Last night at 8:30 p.m. I realized I only had 8,500 steps. Not happy. Food had been perfect, and I had almost two hours of moderate exercise, which included gym time and some housework. My inner voice said, well, what can you do to fix this? Too late to go for a walk. The gym is closed so I couldn't go there (I wouldn't anyway that late at night).
We were watching The King's speech on DVD (great movie) when I decided to walk in place and watch the movie. In about 15 minutes I made my 10,000 steps. My husband thought I was a nut, but nothing new there. My kitty was annoyed because he couldn't sit on my lap, but he got over it.
When it was time for bed, I couldn't sleep. Exercise that close to bedtime is never a good idea for me. After tossing and turning for about an hour, I finally got up and took an Ambien. I hadn't taken one for three nights. I'd sworn off Ambien because of some bad night eating experiences where I thought it was a dream, but it was real (strawberries and hummus).
Before I took the Ambien I had a conversation with myself. I realize this sounds a little crazy, but I told myself that the Ambien couldn't make me do anything that I didn't want to do, and I did NOT want to get up later and eat. I'd eaten almost 1,300 calories of healthy, nutritious food. I wasn't hungry, so there wasn't a need to eat more. I would use the Ambien as a sleep aid and not an excuse to eat mindlessly. I was in control of my actions, not the drug.

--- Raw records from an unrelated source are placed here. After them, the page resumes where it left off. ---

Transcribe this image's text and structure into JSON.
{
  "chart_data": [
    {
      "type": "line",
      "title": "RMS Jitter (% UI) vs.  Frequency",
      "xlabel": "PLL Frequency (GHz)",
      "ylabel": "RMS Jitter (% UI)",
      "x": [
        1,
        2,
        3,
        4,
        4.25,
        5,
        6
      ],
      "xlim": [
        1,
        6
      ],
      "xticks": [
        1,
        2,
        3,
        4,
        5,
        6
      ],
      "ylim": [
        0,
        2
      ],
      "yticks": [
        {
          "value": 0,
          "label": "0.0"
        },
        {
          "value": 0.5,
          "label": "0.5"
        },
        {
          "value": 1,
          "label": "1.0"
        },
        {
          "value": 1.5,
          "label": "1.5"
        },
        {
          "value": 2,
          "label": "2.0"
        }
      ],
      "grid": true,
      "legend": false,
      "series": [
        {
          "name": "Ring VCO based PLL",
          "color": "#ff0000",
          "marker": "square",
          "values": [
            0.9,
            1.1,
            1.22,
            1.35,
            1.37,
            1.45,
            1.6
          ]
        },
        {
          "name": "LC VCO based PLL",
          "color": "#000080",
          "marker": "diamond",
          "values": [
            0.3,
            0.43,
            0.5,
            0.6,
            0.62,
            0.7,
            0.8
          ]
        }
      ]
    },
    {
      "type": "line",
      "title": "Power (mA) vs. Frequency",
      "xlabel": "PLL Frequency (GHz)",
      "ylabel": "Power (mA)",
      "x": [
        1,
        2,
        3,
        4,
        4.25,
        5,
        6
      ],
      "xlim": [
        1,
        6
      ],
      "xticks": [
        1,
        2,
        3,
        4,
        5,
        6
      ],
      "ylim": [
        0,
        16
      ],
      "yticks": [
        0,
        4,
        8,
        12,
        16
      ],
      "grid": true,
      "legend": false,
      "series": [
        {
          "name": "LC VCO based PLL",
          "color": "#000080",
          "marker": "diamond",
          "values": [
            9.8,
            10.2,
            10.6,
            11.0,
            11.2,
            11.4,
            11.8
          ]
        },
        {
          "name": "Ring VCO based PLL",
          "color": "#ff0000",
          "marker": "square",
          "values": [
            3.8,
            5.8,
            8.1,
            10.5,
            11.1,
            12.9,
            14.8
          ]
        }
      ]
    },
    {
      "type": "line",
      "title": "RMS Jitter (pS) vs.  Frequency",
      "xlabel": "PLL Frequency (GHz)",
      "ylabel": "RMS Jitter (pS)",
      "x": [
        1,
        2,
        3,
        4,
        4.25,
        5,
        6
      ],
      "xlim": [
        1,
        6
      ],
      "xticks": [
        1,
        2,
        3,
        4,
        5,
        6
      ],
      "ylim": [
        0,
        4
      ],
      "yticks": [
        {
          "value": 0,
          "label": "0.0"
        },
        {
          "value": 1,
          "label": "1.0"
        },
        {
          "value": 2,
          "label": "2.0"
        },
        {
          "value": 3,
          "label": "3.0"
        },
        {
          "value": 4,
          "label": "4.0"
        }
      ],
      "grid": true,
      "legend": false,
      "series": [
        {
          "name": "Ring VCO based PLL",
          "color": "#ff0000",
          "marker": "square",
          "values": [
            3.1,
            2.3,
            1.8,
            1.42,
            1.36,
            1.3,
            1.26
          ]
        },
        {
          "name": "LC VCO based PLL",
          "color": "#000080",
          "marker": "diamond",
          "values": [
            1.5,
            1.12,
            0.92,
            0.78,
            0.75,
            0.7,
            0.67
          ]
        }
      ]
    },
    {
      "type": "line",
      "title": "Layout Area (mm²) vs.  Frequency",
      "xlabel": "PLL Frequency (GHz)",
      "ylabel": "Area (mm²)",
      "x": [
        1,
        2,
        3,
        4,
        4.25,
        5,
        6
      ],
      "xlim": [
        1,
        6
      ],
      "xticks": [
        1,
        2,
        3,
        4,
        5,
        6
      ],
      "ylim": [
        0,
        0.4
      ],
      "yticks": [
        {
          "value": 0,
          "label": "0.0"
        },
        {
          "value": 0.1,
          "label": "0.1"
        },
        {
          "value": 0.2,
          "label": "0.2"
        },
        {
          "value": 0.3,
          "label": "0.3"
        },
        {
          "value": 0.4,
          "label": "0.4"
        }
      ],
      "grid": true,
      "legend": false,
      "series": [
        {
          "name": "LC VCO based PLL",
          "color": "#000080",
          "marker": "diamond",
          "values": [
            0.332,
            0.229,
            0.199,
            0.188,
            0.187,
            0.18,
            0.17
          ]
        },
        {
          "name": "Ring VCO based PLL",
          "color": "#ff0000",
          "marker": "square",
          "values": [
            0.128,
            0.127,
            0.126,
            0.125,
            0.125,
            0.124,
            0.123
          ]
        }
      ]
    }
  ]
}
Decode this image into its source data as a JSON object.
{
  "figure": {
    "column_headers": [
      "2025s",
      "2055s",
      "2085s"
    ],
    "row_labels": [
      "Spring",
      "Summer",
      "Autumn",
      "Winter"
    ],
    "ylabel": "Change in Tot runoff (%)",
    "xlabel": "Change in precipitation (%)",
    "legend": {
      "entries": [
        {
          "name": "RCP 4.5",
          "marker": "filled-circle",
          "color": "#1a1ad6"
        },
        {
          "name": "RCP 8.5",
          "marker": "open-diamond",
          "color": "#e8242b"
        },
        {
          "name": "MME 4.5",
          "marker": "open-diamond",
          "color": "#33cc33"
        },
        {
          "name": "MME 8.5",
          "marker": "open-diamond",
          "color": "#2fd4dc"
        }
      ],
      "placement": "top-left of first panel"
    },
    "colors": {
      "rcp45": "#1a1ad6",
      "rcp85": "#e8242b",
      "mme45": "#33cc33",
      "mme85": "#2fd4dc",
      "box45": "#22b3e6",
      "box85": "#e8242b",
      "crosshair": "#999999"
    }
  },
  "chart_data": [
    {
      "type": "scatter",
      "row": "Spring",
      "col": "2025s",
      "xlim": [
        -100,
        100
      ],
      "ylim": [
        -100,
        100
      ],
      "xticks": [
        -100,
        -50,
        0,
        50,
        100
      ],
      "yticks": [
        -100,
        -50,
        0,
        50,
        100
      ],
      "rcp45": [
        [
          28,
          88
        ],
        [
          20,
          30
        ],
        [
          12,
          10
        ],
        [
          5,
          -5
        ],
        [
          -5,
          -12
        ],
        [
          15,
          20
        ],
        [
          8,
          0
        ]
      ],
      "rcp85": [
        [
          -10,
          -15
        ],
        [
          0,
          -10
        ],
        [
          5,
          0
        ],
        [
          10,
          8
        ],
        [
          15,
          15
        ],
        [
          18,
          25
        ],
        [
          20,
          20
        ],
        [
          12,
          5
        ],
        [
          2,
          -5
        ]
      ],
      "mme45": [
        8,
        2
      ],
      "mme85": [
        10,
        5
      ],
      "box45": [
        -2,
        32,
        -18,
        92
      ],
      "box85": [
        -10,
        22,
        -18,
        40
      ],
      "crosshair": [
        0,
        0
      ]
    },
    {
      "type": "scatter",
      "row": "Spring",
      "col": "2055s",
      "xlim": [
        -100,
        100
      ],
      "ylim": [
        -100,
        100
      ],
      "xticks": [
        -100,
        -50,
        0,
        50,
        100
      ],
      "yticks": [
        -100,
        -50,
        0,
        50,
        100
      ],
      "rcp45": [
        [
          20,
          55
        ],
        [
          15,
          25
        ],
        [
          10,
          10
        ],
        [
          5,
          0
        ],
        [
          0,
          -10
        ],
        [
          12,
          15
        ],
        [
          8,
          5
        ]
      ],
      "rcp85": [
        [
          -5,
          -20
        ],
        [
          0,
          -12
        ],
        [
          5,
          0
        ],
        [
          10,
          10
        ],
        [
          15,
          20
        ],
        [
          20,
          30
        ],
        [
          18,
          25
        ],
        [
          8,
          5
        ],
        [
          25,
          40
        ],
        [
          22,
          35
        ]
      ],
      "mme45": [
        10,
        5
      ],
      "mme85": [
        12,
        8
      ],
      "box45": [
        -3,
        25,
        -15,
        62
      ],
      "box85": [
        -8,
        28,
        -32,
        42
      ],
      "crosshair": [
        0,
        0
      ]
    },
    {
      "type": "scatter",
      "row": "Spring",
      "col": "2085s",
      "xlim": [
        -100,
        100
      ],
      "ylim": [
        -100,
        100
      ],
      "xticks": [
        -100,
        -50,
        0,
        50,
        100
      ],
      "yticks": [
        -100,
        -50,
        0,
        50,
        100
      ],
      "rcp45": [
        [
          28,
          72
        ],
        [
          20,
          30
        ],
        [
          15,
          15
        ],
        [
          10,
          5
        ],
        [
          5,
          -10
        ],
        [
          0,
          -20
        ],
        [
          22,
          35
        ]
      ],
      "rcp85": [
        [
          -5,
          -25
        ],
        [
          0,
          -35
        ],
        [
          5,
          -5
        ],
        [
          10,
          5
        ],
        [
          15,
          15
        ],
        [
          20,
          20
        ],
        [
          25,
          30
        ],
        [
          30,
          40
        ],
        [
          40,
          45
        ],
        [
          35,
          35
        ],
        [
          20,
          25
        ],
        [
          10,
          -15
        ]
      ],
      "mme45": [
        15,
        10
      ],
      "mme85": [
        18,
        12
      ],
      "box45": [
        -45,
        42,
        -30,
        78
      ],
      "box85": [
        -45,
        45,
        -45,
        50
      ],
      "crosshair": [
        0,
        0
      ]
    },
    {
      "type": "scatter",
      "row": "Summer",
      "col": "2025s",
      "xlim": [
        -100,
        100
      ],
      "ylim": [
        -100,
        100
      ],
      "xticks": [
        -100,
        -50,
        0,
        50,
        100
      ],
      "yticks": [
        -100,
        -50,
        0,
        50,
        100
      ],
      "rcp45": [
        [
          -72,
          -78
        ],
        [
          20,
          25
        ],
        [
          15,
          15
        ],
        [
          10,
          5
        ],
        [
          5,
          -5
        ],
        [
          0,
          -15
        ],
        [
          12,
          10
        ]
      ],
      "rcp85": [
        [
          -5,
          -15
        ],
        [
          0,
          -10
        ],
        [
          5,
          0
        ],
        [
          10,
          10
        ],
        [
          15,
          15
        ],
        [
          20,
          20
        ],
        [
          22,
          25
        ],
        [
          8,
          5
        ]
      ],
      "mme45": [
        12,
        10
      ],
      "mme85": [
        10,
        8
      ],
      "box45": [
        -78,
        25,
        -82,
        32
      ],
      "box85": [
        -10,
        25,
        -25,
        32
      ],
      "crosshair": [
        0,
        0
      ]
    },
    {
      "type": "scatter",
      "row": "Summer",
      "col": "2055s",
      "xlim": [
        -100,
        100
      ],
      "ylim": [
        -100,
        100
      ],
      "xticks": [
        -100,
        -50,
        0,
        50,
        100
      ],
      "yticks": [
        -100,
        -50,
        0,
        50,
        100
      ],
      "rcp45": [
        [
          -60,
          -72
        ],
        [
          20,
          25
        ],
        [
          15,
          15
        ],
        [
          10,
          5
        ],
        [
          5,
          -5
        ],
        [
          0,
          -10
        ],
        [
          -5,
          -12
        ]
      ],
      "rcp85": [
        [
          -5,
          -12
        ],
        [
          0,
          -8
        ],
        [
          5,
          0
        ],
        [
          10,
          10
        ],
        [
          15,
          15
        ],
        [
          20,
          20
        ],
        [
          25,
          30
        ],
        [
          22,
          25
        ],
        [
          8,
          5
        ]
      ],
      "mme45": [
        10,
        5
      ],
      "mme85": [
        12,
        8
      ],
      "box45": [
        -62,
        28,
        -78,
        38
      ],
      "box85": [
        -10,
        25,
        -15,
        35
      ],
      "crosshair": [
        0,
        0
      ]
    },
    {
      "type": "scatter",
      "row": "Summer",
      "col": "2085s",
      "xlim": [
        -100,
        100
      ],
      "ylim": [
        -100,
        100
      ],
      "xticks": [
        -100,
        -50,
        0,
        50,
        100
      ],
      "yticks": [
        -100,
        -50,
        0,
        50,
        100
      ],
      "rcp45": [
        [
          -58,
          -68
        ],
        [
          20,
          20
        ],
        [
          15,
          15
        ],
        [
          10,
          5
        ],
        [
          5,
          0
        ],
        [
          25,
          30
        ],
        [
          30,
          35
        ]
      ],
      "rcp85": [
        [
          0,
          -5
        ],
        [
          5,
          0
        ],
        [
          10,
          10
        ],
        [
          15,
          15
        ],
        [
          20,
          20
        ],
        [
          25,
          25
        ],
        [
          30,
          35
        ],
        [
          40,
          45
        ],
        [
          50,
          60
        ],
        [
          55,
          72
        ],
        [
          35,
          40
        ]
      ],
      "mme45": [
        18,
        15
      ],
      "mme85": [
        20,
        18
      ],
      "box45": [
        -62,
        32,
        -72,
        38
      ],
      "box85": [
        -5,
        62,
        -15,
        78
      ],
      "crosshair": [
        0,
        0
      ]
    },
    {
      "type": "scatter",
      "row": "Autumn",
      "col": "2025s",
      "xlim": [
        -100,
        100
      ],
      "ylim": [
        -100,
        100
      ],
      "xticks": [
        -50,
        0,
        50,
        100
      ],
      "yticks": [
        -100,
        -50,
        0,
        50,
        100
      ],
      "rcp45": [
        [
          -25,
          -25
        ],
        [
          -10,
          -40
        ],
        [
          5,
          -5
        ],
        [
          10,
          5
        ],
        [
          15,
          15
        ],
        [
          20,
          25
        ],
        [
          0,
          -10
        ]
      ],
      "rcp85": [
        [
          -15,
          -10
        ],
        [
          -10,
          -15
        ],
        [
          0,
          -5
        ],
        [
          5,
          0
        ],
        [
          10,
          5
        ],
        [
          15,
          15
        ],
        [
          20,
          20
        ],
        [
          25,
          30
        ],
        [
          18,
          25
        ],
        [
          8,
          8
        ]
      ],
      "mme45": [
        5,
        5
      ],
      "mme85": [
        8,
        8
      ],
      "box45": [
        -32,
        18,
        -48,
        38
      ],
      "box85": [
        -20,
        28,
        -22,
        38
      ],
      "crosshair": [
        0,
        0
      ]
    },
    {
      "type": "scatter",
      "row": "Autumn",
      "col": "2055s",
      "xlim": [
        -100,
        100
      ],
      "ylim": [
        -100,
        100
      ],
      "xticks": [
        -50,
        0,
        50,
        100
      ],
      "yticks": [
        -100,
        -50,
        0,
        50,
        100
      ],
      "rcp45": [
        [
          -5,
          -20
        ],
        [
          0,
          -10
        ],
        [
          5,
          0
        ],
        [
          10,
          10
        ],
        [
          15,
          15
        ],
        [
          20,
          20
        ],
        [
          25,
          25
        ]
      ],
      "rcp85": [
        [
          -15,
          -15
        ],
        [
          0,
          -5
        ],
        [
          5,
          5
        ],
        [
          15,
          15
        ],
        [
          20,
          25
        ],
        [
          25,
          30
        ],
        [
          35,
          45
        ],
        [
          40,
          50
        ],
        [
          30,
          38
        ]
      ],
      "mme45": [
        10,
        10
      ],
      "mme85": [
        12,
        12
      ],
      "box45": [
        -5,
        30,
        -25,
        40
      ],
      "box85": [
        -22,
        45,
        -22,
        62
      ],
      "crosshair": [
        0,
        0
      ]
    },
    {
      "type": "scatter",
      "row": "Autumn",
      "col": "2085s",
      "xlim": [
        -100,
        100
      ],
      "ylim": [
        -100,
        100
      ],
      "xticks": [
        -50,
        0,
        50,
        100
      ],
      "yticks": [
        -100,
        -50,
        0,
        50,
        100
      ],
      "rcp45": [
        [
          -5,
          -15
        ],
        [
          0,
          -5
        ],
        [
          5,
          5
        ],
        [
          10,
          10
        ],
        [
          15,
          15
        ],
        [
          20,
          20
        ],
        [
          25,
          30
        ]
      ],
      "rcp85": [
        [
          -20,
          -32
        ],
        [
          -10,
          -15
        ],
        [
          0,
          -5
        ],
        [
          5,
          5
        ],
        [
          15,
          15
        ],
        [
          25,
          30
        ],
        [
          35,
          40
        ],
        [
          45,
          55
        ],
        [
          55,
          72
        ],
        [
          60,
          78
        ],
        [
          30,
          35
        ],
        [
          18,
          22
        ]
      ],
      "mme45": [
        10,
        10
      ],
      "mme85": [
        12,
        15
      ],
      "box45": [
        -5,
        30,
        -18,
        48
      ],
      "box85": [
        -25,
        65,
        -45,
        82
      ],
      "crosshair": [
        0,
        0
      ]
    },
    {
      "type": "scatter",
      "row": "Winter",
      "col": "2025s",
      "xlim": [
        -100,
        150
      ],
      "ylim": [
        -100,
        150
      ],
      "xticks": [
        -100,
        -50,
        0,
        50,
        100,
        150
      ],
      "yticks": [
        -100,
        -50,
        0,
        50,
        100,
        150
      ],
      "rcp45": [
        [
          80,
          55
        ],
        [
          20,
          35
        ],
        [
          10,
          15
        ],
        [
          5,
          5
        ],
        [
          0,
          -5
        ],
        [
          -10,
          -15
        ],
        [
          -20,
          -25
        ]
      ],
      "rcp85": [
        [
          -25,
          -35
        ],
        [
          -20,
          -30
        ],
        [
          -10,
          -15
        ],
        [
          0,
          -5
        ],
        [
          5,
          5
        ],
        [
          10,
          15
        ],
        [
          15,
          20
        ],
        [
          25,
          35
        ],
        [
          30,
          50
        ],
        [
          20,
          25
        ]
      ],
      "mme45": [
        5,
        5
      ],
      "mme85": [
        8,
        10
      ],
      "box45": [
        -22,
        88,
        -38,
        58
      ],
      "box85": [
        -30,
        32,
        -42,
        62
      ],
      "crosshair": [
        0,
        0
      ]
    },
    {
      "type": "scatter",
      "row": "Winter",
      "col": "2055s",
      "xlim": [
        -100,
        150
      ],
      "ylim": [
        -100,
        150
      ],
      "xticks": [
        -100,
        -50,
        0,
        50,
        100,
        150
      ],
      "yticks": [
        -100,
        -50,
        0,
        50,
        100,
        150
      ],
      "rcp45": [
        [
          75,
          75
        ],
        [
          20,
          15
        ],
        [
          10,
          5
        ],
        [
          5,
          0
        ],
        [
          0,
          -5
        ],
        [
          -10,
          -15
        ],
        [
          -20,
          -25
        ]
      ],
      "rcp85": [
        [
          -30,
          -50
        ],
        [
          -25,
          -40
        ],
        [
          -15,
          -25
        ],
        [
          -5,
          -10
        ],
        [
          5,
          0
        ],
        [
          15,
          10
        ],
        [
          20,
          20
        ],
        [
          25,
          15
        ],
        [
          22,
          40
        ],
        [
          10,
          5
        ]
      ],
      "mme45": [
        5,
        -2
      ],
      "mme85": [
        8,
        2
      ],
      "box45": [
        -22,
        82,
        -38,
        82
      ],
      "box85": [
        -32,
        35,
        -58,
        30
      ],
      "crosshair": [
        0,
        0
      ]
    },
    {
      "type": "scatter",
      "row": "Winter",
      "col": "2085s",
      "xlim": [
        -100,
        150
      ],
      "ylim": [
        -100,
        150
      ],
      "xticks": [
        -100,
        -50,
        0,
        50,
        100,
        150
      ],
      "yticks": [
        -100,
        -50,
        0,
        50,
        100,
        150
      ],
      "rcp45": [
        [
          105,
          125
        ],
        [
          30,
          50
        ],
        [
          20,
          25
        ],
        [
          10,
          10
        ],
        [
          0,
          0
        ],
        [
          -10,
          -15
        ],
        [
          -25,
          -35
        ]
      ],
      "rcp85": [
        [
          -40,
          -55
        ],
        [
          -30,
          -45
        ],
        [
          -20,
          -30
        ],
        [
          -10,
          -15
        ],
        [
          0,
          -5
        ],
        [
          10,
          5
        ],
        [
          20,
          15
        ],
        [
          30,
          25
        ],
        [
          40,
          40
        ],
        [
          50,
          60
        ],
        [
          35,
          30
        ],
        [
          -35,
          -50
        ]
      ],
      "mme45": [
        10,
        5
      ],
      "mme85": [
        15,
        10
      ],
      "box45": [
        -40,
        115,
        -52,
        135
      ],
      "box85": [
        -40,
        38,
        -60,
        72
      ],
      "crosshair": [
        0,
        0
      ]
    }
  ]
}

I woke up at 5 a.m. feeling rested and hungry. My first thought was "Did I eat anything last night while I was asleep?". From my hunger pains I was pretty sure that was a no, but I went to the kitchen just to make sure. During my sleep walking episodes I always left evidence, like dirty dishes in the sink or strawberries strewn about the floor (which became cat toys and I'm still finding strawberries in the oddest paces, all rotten and gross now). There was no evidence of sleep walking and eating. The kitchen was spotless, just like how I left it last night.
Maybe I am in control of my own destiny. At least last night I listened to my inner voice for once. Perhaps I will do that more often.